Date/Time: Thu Jul 20 19:15:14 CDT 2023
ReportID: ID20230720191514
Name: Leroy D. Geisse V.
Report Type: Website Problem
[UCD, Index.txt, 16.0]
Opt Subject: Missing character name variant
I think that this is a minor issue. Regards. By searching for "cursor" in the Character Name Index (https://www.unicode.org/charts/charindex.html), I found is not the variant "down, fast cursor". cursor down, fast cursor left, fast cursor right, fast cursor up, fast fast cursor down fast cursor left fast cursor right fast cursor up left, fast cursor right, fast cursor up, fast cursor
Date/Time: Tue Sep 26 05:26:46 CDT 2023
ReportID: ID20230926052646
Name: Henri Sivonen
Report Type: Error Report
Opt Subject: UTS #10
Hi, https://www.unicode.org/reports/tr10/tr10-49.html#Other_Applications_of_Collation has this sentence: “For example, if v and w are treated as identical base letters in Swedish sorting, then they should also be treated the same for searching.” This example has become obsolete. See https://unicode-org.atlassian.net/browse/CLDR-17050 and links backwards from there to issues and CLDR changesets concerning both Swedish and Finnish search collations. (Perhaps it could be mentioned instead that ä and å are primary-distinct from a in Swedish.) Henri Sivonen
(None at this time.)
Date/Time: Sun Sep 17 02:08:23 CDT 2023
ReportID: ID20230917020823
Name: Lim Hian-tong
Report Type: Error Report
Opt Subject: Chapter 18 of the Unicode Standard, Version 15.0.0
Chapter 18 of the Unicode Standard contains information about dialects of Chinese that does not reflect the actual situation, as described below. Please consider rewriting the segments that are apparently incorrect or inaccurate. On page 747, it is claimed that speakers of Chinese languages other than Mandarin learn to read and write Mandarin pronouncing it with the rules of their own language, which, although still practiced in Hong Kong and Macao, does not apply to most parts of the Chinese-speaking world. The majority of Chinese-medium schools in the 21st century teach written Mandarin text with Mandarin pronunciation exclusively, regardless of students’ dialectal backgrounds. The situation metaphorized as having Spanish children pronouncing French text as if it were Spanish hardly happens anymore outside Hong Kong and Macao. Another paragraph on page 747 states that modern Chinese languages are almost never seen in printed form except for Cantonese, which is not the fact. A significant example of various modern Chinese languages in printed form would be the case in Taiwan where lessons of the Taiwanese, Hakka and Matsu languages, conducted with standardized writing systems of these languages, have been made available to every single student for more than two decades. Similar approaches to teach local languages with orthographies based on their respective vernacular forms do exist in certain schools in the PRC as well. Page 765 describes the use of Bopomofo letters for the phonetic representation of southern Chinese dialects as “never fully standardized,” despite the fact that a set of Bopomofo symbols designed for the Matsu dialect is officially in use on the Matsu islands.

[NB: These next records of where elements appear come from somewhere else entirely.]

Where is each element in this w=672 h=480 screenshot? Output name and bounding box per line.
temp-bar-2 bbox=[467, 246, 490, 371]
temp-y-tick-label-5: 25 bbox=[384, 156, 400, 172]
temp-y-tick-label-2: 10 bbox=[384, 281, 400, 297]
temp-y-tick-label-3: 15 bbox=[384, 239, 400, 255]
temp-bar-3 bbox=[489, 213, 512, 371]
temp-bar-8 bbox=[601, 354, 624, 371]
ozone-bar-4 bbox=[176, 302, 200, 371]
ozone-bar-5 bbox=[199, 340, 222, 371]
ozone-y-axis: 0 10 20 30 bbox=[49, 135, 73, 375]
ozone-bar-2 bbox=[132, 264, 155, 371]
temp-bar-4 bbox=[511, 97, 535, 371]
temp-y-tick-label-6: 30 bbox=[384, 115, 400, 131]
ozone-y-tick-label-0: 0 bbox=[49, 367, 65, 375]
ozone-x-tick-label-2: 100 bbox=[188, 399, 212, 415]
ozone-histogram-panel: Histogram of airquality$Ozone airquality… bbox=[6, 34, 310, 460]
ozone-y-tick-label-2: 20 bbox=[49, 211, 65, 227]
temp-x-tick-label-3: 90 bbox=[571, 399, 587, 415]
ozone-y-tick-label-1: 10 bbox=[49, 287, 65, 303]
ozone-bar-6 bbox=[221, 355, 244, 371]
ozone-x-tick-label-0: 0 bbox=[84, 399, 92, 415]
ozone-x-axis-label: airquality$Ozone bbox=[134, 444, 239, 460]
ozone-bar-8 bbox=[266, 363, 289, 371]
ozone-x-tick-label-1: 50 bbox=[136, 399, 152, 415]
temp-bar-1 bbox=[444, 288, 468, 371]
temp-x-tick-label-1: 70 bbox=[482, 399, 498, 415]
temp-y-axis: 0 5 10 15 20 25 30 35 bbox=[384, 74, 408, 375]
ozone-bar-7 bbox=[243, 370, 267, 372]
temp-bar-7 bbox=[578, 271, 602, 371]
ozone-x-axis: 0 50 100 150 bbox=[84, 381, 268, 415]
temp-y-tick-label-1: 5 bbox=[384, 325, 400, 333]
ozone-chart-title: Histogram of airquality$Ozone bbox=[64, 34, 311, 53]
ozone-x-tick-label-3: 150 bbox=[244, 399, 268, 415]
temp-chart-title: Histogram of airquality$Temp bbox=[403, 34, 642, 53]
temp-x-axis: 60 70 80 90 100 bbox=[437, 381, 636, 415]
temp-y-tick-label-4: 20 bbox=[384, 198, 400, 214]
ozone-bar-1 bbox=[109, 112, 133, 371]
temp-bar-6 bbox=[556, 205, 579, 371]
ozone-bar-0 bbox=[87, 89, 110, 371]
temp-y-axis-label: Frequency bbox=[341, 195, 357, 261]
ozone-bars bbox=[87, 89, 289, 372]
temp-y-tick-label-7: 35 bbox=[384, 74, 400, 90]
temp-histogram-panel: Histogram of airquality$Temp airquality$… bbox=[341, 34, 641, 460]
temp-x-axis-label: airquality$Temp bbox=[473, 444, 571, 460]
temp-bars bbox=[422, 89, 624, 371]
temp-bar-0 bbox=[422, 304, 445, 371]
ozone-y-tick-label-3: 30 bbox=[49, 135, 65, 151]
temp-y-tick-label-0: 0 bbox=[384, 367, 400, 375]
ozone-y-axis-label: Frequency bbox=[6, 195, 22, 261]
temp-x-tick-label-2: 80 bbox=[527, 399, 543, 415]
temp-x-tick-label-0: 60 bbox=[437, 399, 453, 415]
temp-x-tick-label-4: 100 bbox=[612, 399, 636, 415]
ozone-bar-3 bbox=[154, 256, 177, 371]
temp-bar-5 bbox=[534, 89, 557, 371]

Date/Time: Mon Sep 25 10:25:54 CDT 2023
ReportID: ID20230925102554
Name: Philippe Verdy
Report Type: Error Report
Opt Subject: /charts/PDF/U10600.pdf
Note: This has already been corrected in the 16.0 annotations draft for the names list.
The annotations for two Linear A characters seem to be obviously wrong: U+10703 𐜃 LINEAR A SIGN A600 • 10762 𐝢 a802, 10741 𐝁 a702 b U+10704 𐜄 LINEAR A SIGN A601 • 10762 𐝢 a802, 10748 𐝈 a709 l The "base" character described should be U+10764 𐝤 linear A sign A804, instead of U+10762 𐝤 linear A sign A802: U+10703 𐜃 LINEAR A SIGN A600 • 10764 𐝤 a804, 10741 𐝁 a702 b U+10704 𐜄 LINEAR A SIGN A601 • 10764 𐝤 a804, 10748 𐝈 a709 l This bug occurs in the two charts: * /charts/PDF/U10600.pdf * /charts/fr/PDF/U10600.pdf and is also present in the NamesList.txt file in the UCD containing annotations, used to automatically generate these charts: * /Public/UCD/latest/ucd/NamesList.txt 10703 LINEAR A SIGN A600 * 10762 a802, 10741 a702 b 10704 LINEAR A SIGN A601 * 10762 a802, 10748 a709 l which should be: 10703 LINEAR A SIGN A600 * 10764 a804, 10741 a702 b 10704 LINEAR A SIGN A601 * 10764 a804, 10748 a709 l
Date/Time: Mon Oct 16 12:01:45 CDT 2023
ReportID: ID20231016120145
Name: Denny Vrandečić
Report Type: Error Report
Opt Subject: Unicode Standard 15.0
Page 10, Section 2.1 (Architectural Context), Subsection "Text Elements, Characters, and Text Processes", contains the following sentence: "For example, in traditional German orthography, the letter combination “ck” is a text element for the process of hyphenation (where it appears as “k-k”), but not for the process of sorting." "traditional German orthography" seems confusing here, given that this has not been the case since the 1996 orthographic reform, i.e. more than a quarter century ago. I would suggest to change the term to either "pre-1996 German orthography" (to be explicit) or "(old / former / previous /dated) German orthography" (to avoid the potentially loaded term "traditional").
(None at this time.)